Gerakan Mengajar 1000 Guru

Home / Gerakan Mengajar 1000 Guru

Keprihatinan akan kompetensi dari tenaga pendidik khususnya guru-guru PAUD dan TK yang ada di wilayah Jakarta Timur, maka founder Yayasan Batin Cahaya Bangsa, yang menaungi Sekolah Kids Republic Jakarta Timur Yakni Zita Anjani, membuat sebuah gerakan sosial untuk memberikan pelatihan kompetensi secara khsuus dan gratis kepada para tenaga pengajar diwilayahnya. Gerakan ini diberinama pelatihan “Gerakan Mengajar 1000 Guru PAUD” yang sudah di mulai sejak awal tahun 2015.
Gerakan sosial ini awalnya dihadiri hanya sekitar 60 peserta atau tenaga pengajar di wilayah Cipinang Jakarta Timur, namun lambat laun banyak tenaga pengajar yang ikut serta dalam pelatihan kompetensi guru PAUD dan TK secara gratis ini. Hingga hari ini, sudah lebih dari 1400 tenaga pengajar yang sudah mendapatkan pelatihan dari gerakan tersebut.
Akhirnya, pada atahun 2016 Zita Anjani bersama dengan para tenaga pengajar PAUD dan TK di wilayah Jakarta Timur, membuat sebuah organiasai atau wadah yang diberinama Bunda Pintar Indonesia, untuk menaungi kegiatan #GMSG ini agar tetap berlangsung dan lanjut tidak hanya di wilayah Jakarta Timur saya, namun hingga seluruh Indonesia. “Gerakan Mengajar 1000 Guru PAUD” adalah kegiatan sosial yang digerakkan oleh guru untuk guru. Tujuannya untuk mendidik sesama guru dan bertukar informasi mengenai dunia pendidikan agar lebih maju, nasionalis dan sesuai perkembangan jaman.
Lambat laun banyak apresiasi yang diberikan atas gerakan sosial ini, akhirnya Zita Anjani dengan beberapa pemerhati pendidikan dan guru-guru PAUD di wilayah Jakarta Timur. membuat sebuah wadah untuk menaungi kegiatan para guru PAUD dan TK pada tahun 2016, serta melanjutkan gerakan social Mengajar 1000 Guru, yaitu Bunda Pintar Indonesia.

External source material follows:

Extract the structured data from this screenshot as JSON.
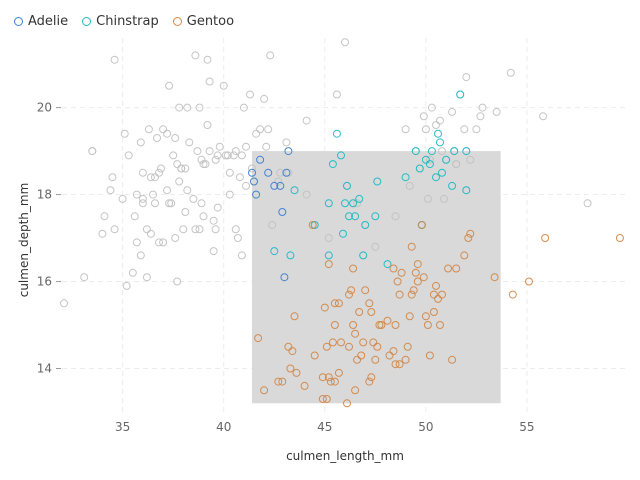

Tahun 2017 menjadi awal sebuh gerakan kami yang baru setelah melakukan #GerakanMengajar1000Guru yang di ikuti oleh sekitar 3000 guru paud dan tk. Yaitu #GerakanMengajar1000GenerasiEmas. Yakni sebuh gerakan untuk memberikan pendidikan secara gratis kepada anak-anak generasi emas Indonesia.